Children may have enhanced susceptibility to pesticide exposures because of their size, increased metabolism, and rapid growth. As a result, studies of adult pesticide exposure and associated adverse health effects cannot be extrapolated to children. In a qualitative study among farm-worker mothers and their children, the potential sources of exposure to pesticides were described among those aged 8 to 16 years in Colorado and Texas. The following farm activities increased the chance of exposure of children to pesticides:

1. Playing in farm fields

2. Playing in dirt near fields

3. Swimming in irrigation ditches (a big risk)

4. Being outside when fields were being sprayed with chemicals

5. Eating fruits and vegetables without washing them

6. Eating food while working in a field

7. Picking crops

8. Spraying weeds and insects (Figure 12.1)

9. Driving tractors to cut wheat and corn or to pick up trash (Figure 12.2) 10. Helping to move or feed cattle

Figure 12.1. A young man in China using a backpack sprayer to apply pesticide. Note that he is not wearing gloves, goggles, or a mask.

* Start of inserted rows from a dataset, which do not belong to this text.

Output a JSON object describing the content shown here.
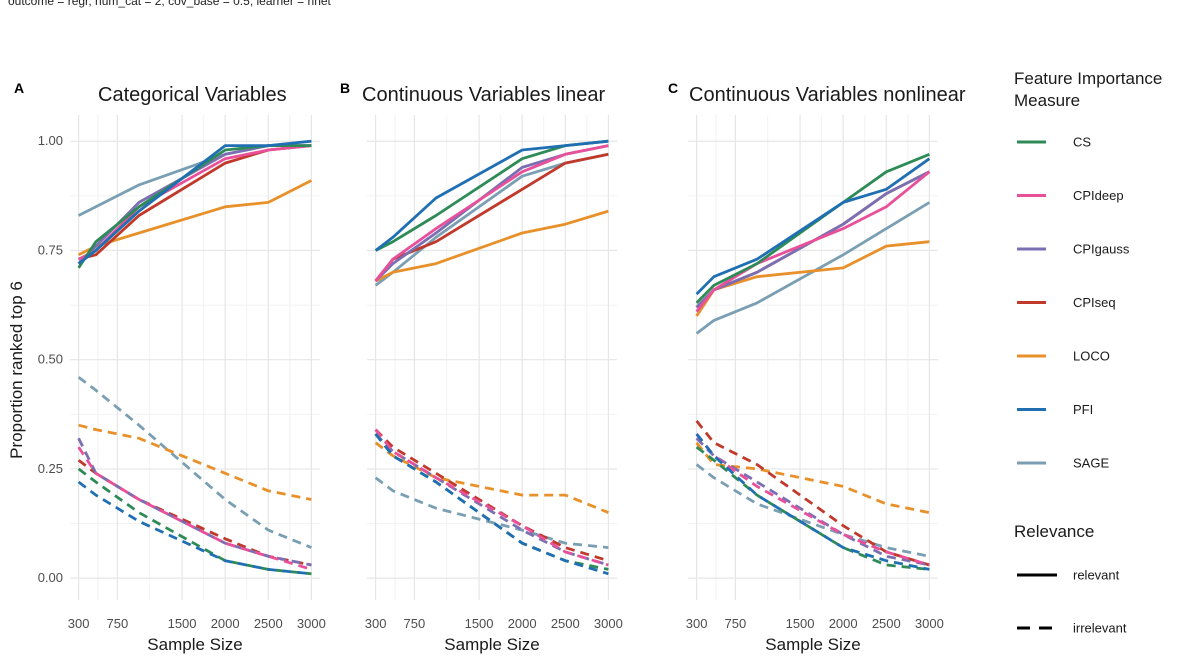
{
  "subtitle": "outcome = regr, num_cat = 2, cov_base = 0.5, learner = nnet",
  "chart_data": {
    "type": "line",
    "ylabel": "Proportion ranked top 6",
    "xlabel": "Sample Size",
    "x": [
      300,
      500,
      1000,
      2000,
      2500,
      3000
    ],
    "xticks": [
      300,
      750,
      1500,
      2000,
      2500,
      3000
    ],
    "xlim": [
      200,
      3100
    ],
    "yticks": [
      0.0,
      0.25,
      0.5,
      0.75,
      1.0
    ],
    "ytick_labels": [
      "0.00",
      "0.25",
      "0.50",
      "0.75",
      "1.00"
    ],
    "ylim": [
      -0.05,
      1.06
    ],
    "grid": true,
    "legend": {
      "measure_title_line1": "Feature Importance",
      "measure_title_line2": "Measure",
      "relevance_title": "Relevance",
      "relevance_items": [
        {
          "label": "relevant",
          "dash": "solid"
        },
        {
          "label": "irrelevant",
          "dash": "dashed"
        }
      ]
    },
    "measures": [
      {
        "name": "CS",
        "color": "#2e8b57"
      },
      {
        "name": "CPIdeep",
        "color": "#e8509a"
      },
      {
        "name": "CPIgauss",
        "color": "#7b6fb3"
      },
      {
        "name": "CPIseq",
        "color": "#c0392b"
      },
      {
        "name": "LOCO",
        "color": "#e8902a"
      },
      {
        "name": "PFI",
        "color": "#1f6fb2"
      },
      {
        "name": "SAGE",
        "color": "#7a9fb3"
      }
    ],
    "panels": [
      {
        "letter": "A",
        "title": "Categorical Variables",
        "series": {
          "CS": {
            "relevant": [
              0.71,
              0.77,
              0.85,
              0.98,
              0.99,
              0.99
            ],
            "irrelevant": [
              0.25,
              0.22,
              0.15,
              0.04,
              0.02,
              0.01
            ]
          },
          "CPIdeep": {
            "relevant": [
              0.73,
              0.75,
              0.85,
              0.96,
              0.98,
              0.99
            ],
            "irrelevant": [
              0.3,
              0.24,
              0.18,
              0.08,
              0.05,
              0.02
            ]
          },
          "CPIgauss": {
            "relevant": [
              0.72,
              0.76,
              0.86,
              0.97,
              0.99,
              0.99
            ],
            "irrelevant": [
              0.32,
              0.24,
              0.18,
              0.08,
              0.05,
              0.03
            ]
          },
          "CPIseq": {
            "relevant": [
              0.73,
              0.74,
              0.83,
              0.95,
              0.98,
              0.99
            ],
            "irrelevant": [
              0.27,
              0.24,
              0.18,
              0.09,
              0.05,
              0.03
            ]
          },
          "LOCO": {
            "relevant": [
              0.74,
              0.76,
              0.79,
              0.85,
              0.86,
              0.91
            ],
            "irrelevant": [
              0.35,
              0.34,
              0.32,
              0.24,
              0.2,
              0.18
            ]
          },
          "PFI": {
            "relevant": [
              0.72,
              0.75,
              0.84,
              0.99,
              0.99,
              1.0
            ],
            "irrelevant": [
              0.22,
              0.19,
              0.13,
              0.04,
              0.02,
              0.01
            ]
          },
          "SAGE": {
            "relevant": [
              0.83,
              0.85,
              0.9,
              0.97,
              0.99,
              0.99
            ],
            "irrelevant": [
              0.46,
              0.43,
              0.35,
              0.18,
              0.11,
              0.07
            ]
          }
        }
      },
      {
        "letter": "B",
        "title": "Continuous Variables linear",
        "series": {
          "CS": {
            "relevant": [
              0.75,
              0.77,
              0.83,
              0.96,
              0.99,
              1.0
            ],
            "irrelevant": [
              0.33,
              0.28,
              0.22,
              0.08,
              0.04,
              0.02
            ]
          },
          "CPIdeep": {
            "relevant": [
              0.68,
              0.73,
              0.8,
              0.93,
              0.97,
              0.99
            ],
            "irrelevant": [
              0.34,
              0.29,
              0.23,
              0.12,
              0.06,
              0.03
            ]
          },
          "CPIgauss": {
            "relevant": [
              0.68,
              0.72,
              0.79,
              0.94,
              0.97,
              0.99
            ],
            "irrelevant": [
              0.33,
              0.29,
              0.23,
              0.11,
              0.06,
              0.03
            ]
          },
          "CPIseq": {
            "relevant": [
              0.68,
              0.73,
              0.77,
              0.89,
              0.95,
              0.97
            ],
            "irrelevant": [
              0.34,
              0.3,
              0.24,
              0.12,
              0.07,
              0.04
            ]
          },
          "LOCO": {
            "relevant": [
              0.68,
              0.7,
              0.72,
              0.79,
              0.81,
              0.84
            ],
            "irrelevant": [
              0.31,
              0.28,
              0.23,
              0.19,
              0.19,
              0.15
            ]
          },
          "PFI": {
            "relevant": [
              0.75,
              0.78,
              0.87,
              0.98,
              0.99,
              1.0
            ],
            "irrelevant": [
              0.33,
              0.28,
              0.22,
              0.08,
              0.04,
              0.01
            ]
          },
          "SAGE": {
            "relevant": [
              0.67,
              0.7,
              0.78,
              0.92,
              0.95,
              0.97
            ],
            "irrelevant": [
              0.23,
              0.2,
              0.16,
              0.11,
              0.08,
              0.07
            ]
          }
        }
      },
      {
        "letter": "C",
        "title": "Continuous Variables nonlinear",
        "series": {
          "CS": {
            "relevant": [
              0.63,
              0.67,
              0.72,
              0.86,
              0.93,
              0.97
            ],
            "irrelevant": [
              0.3,
              0.27,
              0.19,
              0.07,
              0.03,
              0.02
            ]
          },
          "CPIdeep": {
            "relevant": [
              0.61,
              0.66,
              0.72,
              0.8,
              0.85,
              0.93
            ],
            "irrelevant": [
              0.33,
              0.28,
              0.21,
              0.1,
              0.06,
              0.03
            ]
          },
          "CPIgauss": {
            "relevant": [
              0.62,
              0.66,
              0.7,
              0.81,
              0.88,
              0.93
            ],
            "irrelevant": [
              0.32,
              0.28,
              0.22,
              0.1,
              0.05,
              0.03
            ]
          },
          "CPIseq": {
            "relevant": [
              0.62,
              0.66,
              0.7,
              0.81,
              0.88,
              0.93
            ],
            "irrelevant": [
              0.36,
              0.31,
              0.26,
              0.12,
              0.06,
              0.03
            ]
          },
          "LOCO": {
            "relevant": [
              0.6,
              0.66,
              0.69,
              0.71,
              0.76,
              0.77
            ],
            "irrelevant": [
              0.31,
              0.26,
              0.25,
              0.21,
              0.17,
              0.15
            ]
          },
          "PFI": {
            "relevant": [
              0.65,
              0.69,
              0.73,
              0.86,
              0.89,
              0.96
            ],
            "irrelevant": [
              0.33,
              0.28,
              0.19,
              0.07,
              0.04,
              0.02
            ]
          },
          "SAGE": {
            "relevant": [
              0.56,
              0.59,
              0.63,
              0.74,
              0.8,
              0.86
            ],
            "irrelevant": [
              0.26,
              0.23,
              0.17,
              0.1,
              0.07,
              0.05
            ]
          }
        }
      }
    ]
  }
}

Dermal exposure and inhalation are significant routes of exposure to pesticides. In addition, he is spraying over his head, which allows drift that can cover his body in the pesticide. His long-sleeved shirt and long pants provide some protection. However, cotton can absorb the compounds and keep them next to his skin for long periods of time if he is out spraying for several hours, thereby increasing his exposure. (Photograph by Huiling Xiang.)

Figure 12.1. A young man in China using a backpack sprayer to apply pesticide. Note that he is not wearing gloves, goggles, or a mask. Dermal exposure and inhalation are significant routes of exposure to pesticides. In addition, he is spraying over his head, which allows drift that can cover his body in the pesticide. His long-sleeved shirt and long pants provide some protection. However, cotton can absorb the compounds and keep them next to his skin for long periods of time if he is out spraying for several hours, thereby increasing his exposure. (Photograph by Huiling Xiang.)

Many of these activities clearly also may put the children at risk of an acute illness or injury (26,27).

Due to the intense use of synthetic fertilizers and livestock manure in agriculture, levels of nitrate in water may be elevated. This waterborne chemical hazard for very young children on farms results in a potential for overexposure to nitrates through drinking water. Nitrate contamination in shallow wells may lead to methemoglobinemia in infants. Nitrate is converted to nitrite by commensal bacteria in the gut and absorbed primarily in the small intestine. Levels of nitrate that are safe for adults pose a significant hazard for infants, due to the inability of the infant to process the nitrate and excrete it in the nontoxic form (28-30).